The Refugee and Migratory Movements Research Unit (RMMRU) of Dhaka University with the support of 'Migrating out of Poverty', a research programme of the UK, organised the workshop. Dr Jagannath Adhikari, an economist of Nepal and Angela Haynes, research manager of the Research Programme Consortium (RPC) of the UK spoke about different issues in migration.    

The workshop also revealed that a Nepali citizen pays half of what a Bangladeshi citizen spends to get an overseas job under the arrangement of private recruiting agencies. A Nepali citizen can go to a Middle Eastern country by paying 150,000 to 250,000 Nepali rupees (US$ 1,500 to US$ 2,500) while a Bangladeshi needs to spend Tk 3,00,000 to Tk 6,00,000 ( US$ 3,500 to US$ 7,500) for the same job.

The Bangladesh government sets Tk 84,000 as the migration expense for a Bangladeshi national for a Middle East job against the Nepali government's set amount of NR 80,000.

The outbound workers from both the countries prefer employment in the Kingdom of Saudi Arabia, the UAE, Qatar, Bahrain, Oman and Malaysia.

Experts said restrictions on overseas employment and trading of visas by recruiters were mainly responsible for spiraling of migration costs in these countries.

They said the recruiting agencies are charging fairly higher amount than the government-set ceiling for migration in both the countries.

A former member of the Planning Commission of Nepal and also an expert from the Nepal Institute of Development Studies Ganesh Gurung said, there were a total of 232 million migrants in the world moving from one place to another.

Of them, 12.40 per cent of migrants are from South Asian Countries, he said.

However, Tasneem Siddiqui, chair of RMMRU said migration helps poverty reduction.
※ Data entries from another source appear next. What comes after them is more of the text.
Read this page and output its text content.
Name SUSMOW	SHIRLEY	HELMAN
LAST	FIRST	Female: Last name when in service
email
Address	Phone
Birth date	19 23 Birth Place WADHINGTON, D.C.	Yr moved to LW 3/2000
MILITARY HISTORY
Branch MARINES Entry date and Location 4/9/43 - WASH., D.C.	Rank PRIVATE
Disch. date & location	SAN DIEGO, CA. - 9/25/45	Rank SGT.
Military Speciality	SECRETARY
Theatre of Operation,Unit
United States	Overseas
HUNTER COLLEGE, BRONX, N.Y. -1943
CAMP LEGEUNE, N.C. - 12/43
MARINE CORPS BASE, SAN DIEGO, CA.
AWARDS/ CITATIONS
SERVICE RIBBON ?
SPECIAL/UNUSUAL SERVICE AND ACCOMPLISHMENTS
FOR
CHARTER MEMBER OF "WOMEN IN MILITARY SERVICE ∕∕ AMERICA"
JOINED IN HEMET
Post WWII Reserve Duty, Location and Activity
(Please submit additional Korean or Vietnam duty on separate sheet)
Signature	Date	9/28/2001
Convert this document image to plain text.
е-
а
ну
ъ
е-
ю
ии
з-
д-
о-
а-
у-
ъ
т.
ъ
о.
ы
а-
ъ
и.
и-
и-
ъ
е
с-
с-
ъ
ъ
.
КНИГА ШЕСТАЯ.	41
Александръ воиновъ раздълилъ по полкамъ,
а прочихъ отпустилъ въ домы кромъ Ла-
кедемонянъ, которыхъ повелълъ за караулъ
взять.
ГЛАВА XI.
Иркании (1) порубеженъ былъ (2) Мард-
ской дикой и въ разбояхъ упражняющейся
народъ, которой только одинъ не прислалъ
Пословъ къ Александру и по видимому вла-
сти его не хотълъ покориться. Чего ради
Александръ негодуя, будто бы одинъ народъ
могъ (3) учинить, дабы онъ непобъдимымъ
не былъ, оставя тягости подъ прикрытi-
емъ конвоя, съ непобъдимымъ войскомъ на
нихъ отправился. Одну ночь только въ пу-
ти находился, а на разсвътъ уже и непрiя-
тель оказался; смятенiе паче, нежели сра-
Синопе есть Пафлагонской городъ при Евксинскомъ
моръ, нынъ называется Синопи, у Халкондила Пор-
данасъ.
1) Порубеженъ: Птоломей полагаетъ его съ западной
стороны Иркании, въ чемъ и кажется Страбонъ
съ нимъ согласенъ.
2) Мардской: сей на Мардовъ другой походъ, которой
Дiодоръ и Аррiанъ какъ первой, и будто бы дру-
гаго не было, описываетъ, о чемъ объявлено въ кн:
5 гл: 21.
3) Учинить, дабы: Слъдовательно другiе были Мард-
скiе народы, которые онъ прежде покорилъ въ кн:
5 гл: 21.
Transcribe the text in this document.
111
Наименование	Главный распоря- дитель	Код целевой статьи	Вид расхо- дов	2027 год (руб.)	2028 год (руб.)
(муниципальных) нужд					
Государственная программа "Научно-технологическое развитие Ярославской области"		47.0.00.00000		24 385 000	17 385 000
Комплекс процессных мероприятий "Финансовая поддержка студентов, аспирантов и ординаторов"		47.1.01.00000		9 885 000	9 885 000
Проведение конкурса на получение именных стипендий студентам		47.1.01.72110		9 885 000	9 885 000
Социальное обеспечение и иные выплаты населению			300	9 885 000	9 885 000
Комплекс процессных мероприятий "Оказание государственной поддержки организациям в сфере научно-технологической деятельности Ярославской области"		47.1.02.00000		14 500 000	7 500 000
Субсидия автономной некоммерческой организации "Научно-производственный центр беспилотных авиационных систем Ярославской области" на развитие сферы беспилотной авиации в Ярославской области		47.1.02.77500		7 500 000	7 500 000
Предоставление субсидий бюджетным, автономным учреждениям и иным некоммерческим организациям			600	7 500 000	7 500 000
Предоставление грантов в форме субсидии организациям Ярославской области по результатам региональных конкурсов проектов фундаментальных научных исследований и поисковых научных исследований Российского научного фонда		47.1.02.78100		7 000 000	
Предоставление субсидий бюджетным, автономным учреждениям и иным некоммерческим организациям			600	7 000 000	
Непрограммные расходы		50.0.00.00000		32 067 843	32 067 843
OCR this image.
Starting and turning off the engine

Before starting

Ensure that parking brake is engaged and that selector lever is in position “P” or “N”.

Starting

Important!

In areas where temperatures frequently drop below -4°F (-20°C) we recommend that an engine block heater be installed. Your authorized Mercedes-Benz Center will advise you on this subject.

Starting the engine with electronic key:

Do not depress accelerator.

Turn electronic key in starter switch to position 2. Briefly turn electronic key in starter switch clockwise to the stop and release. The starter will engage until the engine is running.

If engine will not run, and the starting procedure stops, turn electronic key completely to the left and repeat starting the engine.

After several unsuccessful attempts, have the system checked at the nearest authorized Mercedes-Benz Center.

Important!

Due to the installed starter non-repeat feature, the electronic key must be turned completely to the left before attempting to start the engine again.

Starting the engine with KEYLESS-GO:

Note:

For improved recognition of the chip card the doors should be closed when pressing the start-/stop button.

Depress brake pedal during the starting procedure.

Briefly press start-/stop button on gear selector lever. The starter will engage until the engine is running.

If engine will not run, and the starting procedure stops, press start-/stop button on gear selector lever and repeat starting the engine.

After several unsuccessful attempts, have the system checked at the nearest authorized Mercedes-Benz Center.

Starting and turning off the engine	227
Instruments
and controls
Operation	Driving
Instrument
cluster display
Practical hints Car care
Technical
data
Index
In Bangladesh, 13 per cent migrant House Holds (HHs) are below poverty line while for non-migrant HHs it is 40 per cent and for internal migrants 46 per cent.

Bandita Sijapati, an expert on disaster preparedness and research director at the Centre for the Study of Labour and Mobility (CESLAM), said issues relating to migration are not only important in the context of natural disasters but are also likely to have considerable impact on the recovery and rehabilitation process.

The CESLAM carried out a study a month after the quake in four of the 14 severely affected districts Sindhupal-chowk, Kavrepalanchowk, Dhading and Kathmandu.

Of 166 households surveyed, 115 were migrant households (including both internal and external) and 51 were non-migrant.

The findings showed that most families asked their migrant members not to return and instead continue to provide support during rehabilitation by remitting additional funds.

But then, 73 per cent of the households with external migrants reported that their absence had a negative impact on the household's post-earthquake resettlement.

In fiscal 2013-14 alone, approximately half a million Nepalis got foreign jobs. The official remittance received during the first nine months of 2013-2014 was Nepali Rs.400 billion ($4 billion), or close to 30 per cent of the country's total GDP.

Meanwhile, during a field visit to the earthquake- devastated areas in Dhading, a Nepali district about 100 kilometers off the capital, the correspondents observed that migrant's family members, mainly females, are still waiting for their husbands to come back home to repair their destroyed houses on the hills.

They are living at makeshift tents vulnerably made of plastic papers where weather remains very hot at day and at night it is very cold. Strong community support helped them to make their new shelters while they got little bit of government support to survive.

Lalita Koirala and Kalpana Koirala of east Nepal's Dhading district have survived the quake but their husbands work abroad. The two are desperately waiting for them to return to start rebuilding of their houses.

Lalita's husband works in the Gulf while Kalpana's spouse in Malaysia is the destination countries.

While Kalpana manages her six-member family, including two young children, Lalita looks after three older members and a 13-year-old son - all with the help of their husbands' remittances - in makeshift shelters.